I mused, the round concrete casino chips were the hardened but brittle lives thrown in the roulette table in exchange for some paltry economic gain.What of taxis and buses that loaded and offloaded three-deep to the dismay of yellow-sashed grey ghosts? Welcome to my beloved Manila.
But no matter, it was all admiration from this prodigal visitor as I looked at the photos of electric cables that screenprinted the skies like a barcode..
..and storefronts walled in by plastic crates and drums. Everything afterall is just a facade, for the moments digitally frozen revealed more of the hidden.
The people made do.
They survived the harsh, destitute reality under an awkward and devalued governmental leadership.
No blurry photos shall hide the heroism of a people that struggled for a good, simple yet nourishing life even back before the days of Dr. Jose Rizal, the country's national martyr.
From the cracked, oppressive walls perhaps shall emerge a new wave of idealism that shall engulf the toxicity of dreadful living.

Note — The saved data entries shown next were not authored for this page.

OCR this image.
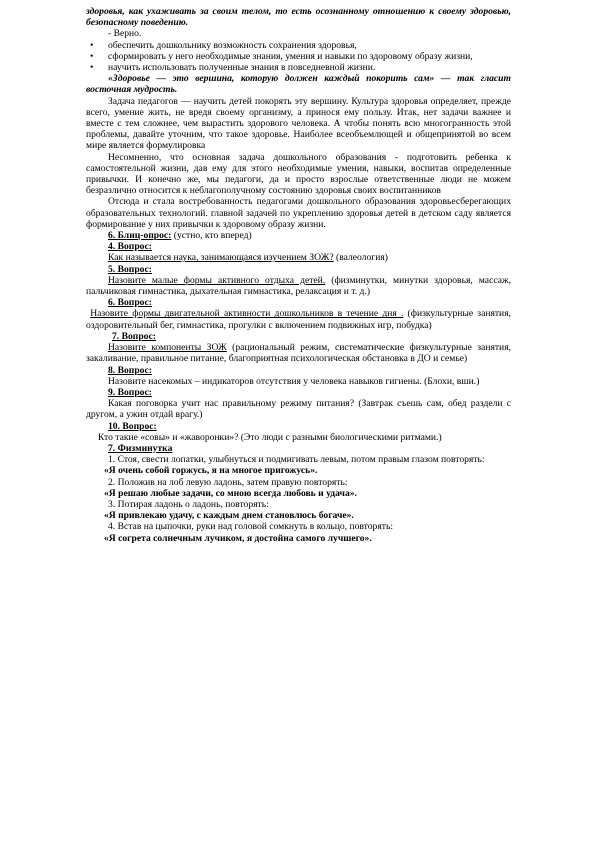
здоровья, как ухаживать за своим телом, то есть осознанному отношению к своему здоровью, безопасному поведению.

- Верно.

• обеспечить дошкольнику возможность сохранения здоровья,
• сформировать у него необходимые знания, умения и навыки по здоровому образу жизни,
• научить использовать полученные знания в повседневной жизни.

«Здоровье — это вершина, которую должен каждый покорить сам» — так гласит восточная мудрость.

Задача педагогов — научить детей покорять эту вершину. Культура здоровья определяет, прежде всего, умение жить, не вредя своему организму, а принося ему пользу. Итак, нет задачи важнее и вместе с тем сложнее, чем вырастить здорового человека. А чтобы понять всю многогранность этой проблемы, давайте уточним, что такое здоровье. Наиболее всеобъемлющей и общепринятой во всем мире является формулировка

Несомненно, что основная задача дошкольного образования - подготовить ребенка к самостоятельной жизни, дав ему для этого необходимые умения, навыки, воспитав определенные привычки. И конечно же, мы педагоги, да и просто взрослые ответственные люди не можем безразлично относится к неблагополучному состоянию здоровья своих воспитанников

Отсюда и стала востребованность педагогами дошкольного образования здоровьесберегающих образовательных технологий. главной задачей по укреплению здоровья детей в детском саду является формирование у них привычки к здоровому образу жизни.

6. Блиц-опрос: (устно, кто вперед)

4. Вопрос:

Как называется наука, занимающаяся изучением ЗОЖ? (валеология)

5. Вопрос:

Назовите малые формы активного отдыха детей. (физминутки, минутки здоровья, массаж, пальчиковая гимнастика, дыхательная гимнастика, релаксация и т. д.)

6. Вопрос:

Назовите формы двигательной активности дошкольников в течение дня . (физкультурные занятия, оздоровительный бег, гимнастика, прогулки с включением подвижных игр, побудка)

7. Вопрос:

Назовите компоненты ЗОЖ (рациональный режим, систематические физкультурные занятия, закаливание, правильное питание, благоприятная психологическая обстановка в ДО и семье)

8. Вопрос:

Назовите насекомых – индикаторов отсутствия у человека навыков гигиены. (Блохи, вши.)

9. Вопрос:

Какая поговорка учит нас правильному режиму питания? (Завтрак съешь сам, обед раздели с другом, а ужин отдай врагу.)

10. Вопрос:

Кто такие «совы» и «жаворонки»? (Это люди с разными биологическими ритмами.)

7. Физминутка

1. Стоя, свести лопатки, улыбнуться и подмигивать левым, потом правым глазом повторять:

«Я очень собой горжусь, я на многое пригожусь».

2. Положив на лоб левую ладонь, затем правую повторять:

«Я решаю любые задачи, со мною всегда любовь и удача».

3. Потирая ладонь о ладонь, повторять:

«Я привлекаю удачу, с каждым днем становлюсь богаче».

4. Встав на цыпочки, руки над головой сомкнуть в кольцо, повторять:

«Я согрета солнечным лучиком, я достойна самого лучшего».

In the blink of an eye, I was back from Antipolo to antipodean Australia jamming with friends (photo: neighbour Jim Paredes on vocals). The transition was surreal.
----
here's a 1947 movie shot in Antipolo
2 Comments:
Edd, thanks for an enjoyable vicarious trip back to Antipolo. I admire you for finding meaning and beauty in all that you see.
Edd A, fascinating! Ang galing. Nothing escapes your camera eye, or your guts, heart, incisive mind. Only the pictures compensate (or validate) the wounds, the scratches, the incisions filled with grit, that the world gives your big, nostalgic, rheumatic, generous, compassionate Filipino being.